El cambio por el cambio

“El que no se mueve caduca” y “lo que funciona no se toca”. Dos expresiones contradictorias entre las que es conveniente, incluso necesario, encontrar el punto de equilibrio en todos los órdenes de la vida, también en cofradías. Vivimos unos tiempos en los que todos, y sálvese quien pueda, nos encontramos sometidos a la necesidad de alterar nuestro entorno para que quede constancia de que hemos interactuado en él, para dejar testimonio de nuestra propia existencia. Una necesidad, al parecer perentoria, que parece agudizarse en quienes forman de una junta de gobierno y aún más entre los poseedores de una vara dorada que parecen precisar imperiosamente provocar cambios en la realidad que gestionan para que su nombre pase a la posteridad asociado a un proyecto lo más mastodóntico o significativo posible.

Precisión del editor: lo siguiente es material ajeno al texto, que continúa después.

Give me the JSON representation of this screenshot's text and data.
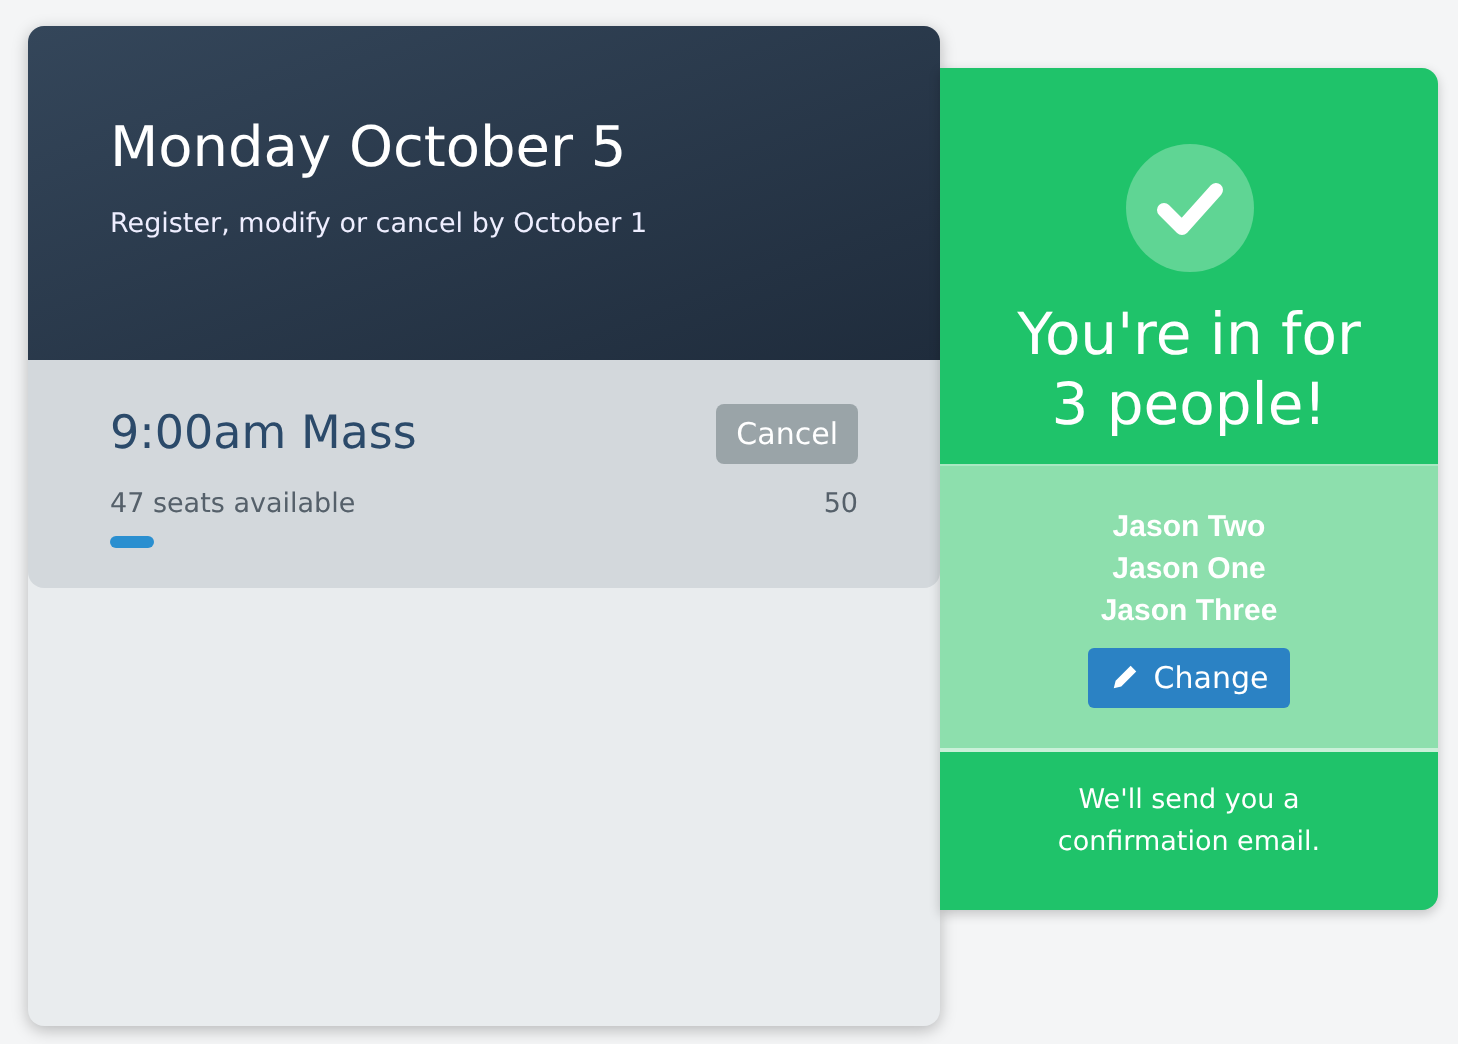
{
  "event": {
    "title": "Monday October 5",
    "subtitle": "Register, modify or cancel by October 1"
  },
  "session": {
    "name": "9:00am Mass",
    "cancel_label": "Cancel",
    "seats_text": "47 seats available",
    "capacity": "50",
    "level": 0.06
  },
  "confirmation": {
    "heading": "You're in for 3 people!",
    "people": [
      "Jason Two",
      "Jason One",
      "Jason Three"
    ],
    "change_label": "Change",
    "note": "We'll send you a confirmation email."
  }
}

“Yo hice la nueva casa de hermandad”, “fui yo quien le puso cornetas al misterio” o “la virgen se coronó siendo yo hermano mayor”, son algunas frases que dirigentes y exdirigentes de muy diverso pelaje gustan repetir hasta el hartazgo, como si su labor se redujese a eso, a haber protagonizado en primera persona hechos más o menos trascendentes que se producen, qué duda cabe, fruto del esfuerzo colectivo de una corporación y no por una sucesión cósmica de heroicidades personales. Habrá quien diga que esta manera de actuar deriva de un enfermizo afán de protagonismo, de un egocentrismo fuera de toda medida lógica o quizá de un acusado complejo de inferioridad que precisa de reafirmación continua. Yo no me atrevería a pronunciarme al respecto; emitir una opinión de este calado corresponde a un psicólogo, no a un humilde opinador, pero lo que sí tengo meridianamente claro es que no siempre los cambios son a mejor, y no lo son cuando se altera lo que funciona al capricho del gestor de turno.

En los últimos años estamos presenciando -sufriendo, en ocasiones- auténticas metamorfosis en la fisionomía de algunas cofradías. Cambios que suelen tener dos denominadores comunes: la música y los capataces. Pasos cuyo caminar siempre vino acompañado del son de una agrupación musical que repentinamente se desenvuelven a compás de cornetas o palios que han sustituido su tradicional estilo por un andar más sobrio y viceversa son algunos ejemplos de los que les hablo, quizá los más llamativos. Pero existen muchos otros quizá más sutiles o que escapan a la mirada del espectador menos avezado, como el modo de ataviar a una imagen procesional, la flor con la que se exorna un paso, la desaparición o la aparición de la vela rizada de una candelería, el repertorio de la banda que acompaña a los pasos de la cofradía, la eliminación de ciertos elementos del ajuar de una dolorosa o la incorporación de elementos más o menos extraños en el cortejo o en el paso. Cambios que, en la mayor parte de las ocasiones no son más que la materialización del gusto de quienes mandan, que alteran a su antojo lo que los hermanos pusieron en sus manos, evidenciando un nulo respeto por la herencia recibida transmitida de generación en generación.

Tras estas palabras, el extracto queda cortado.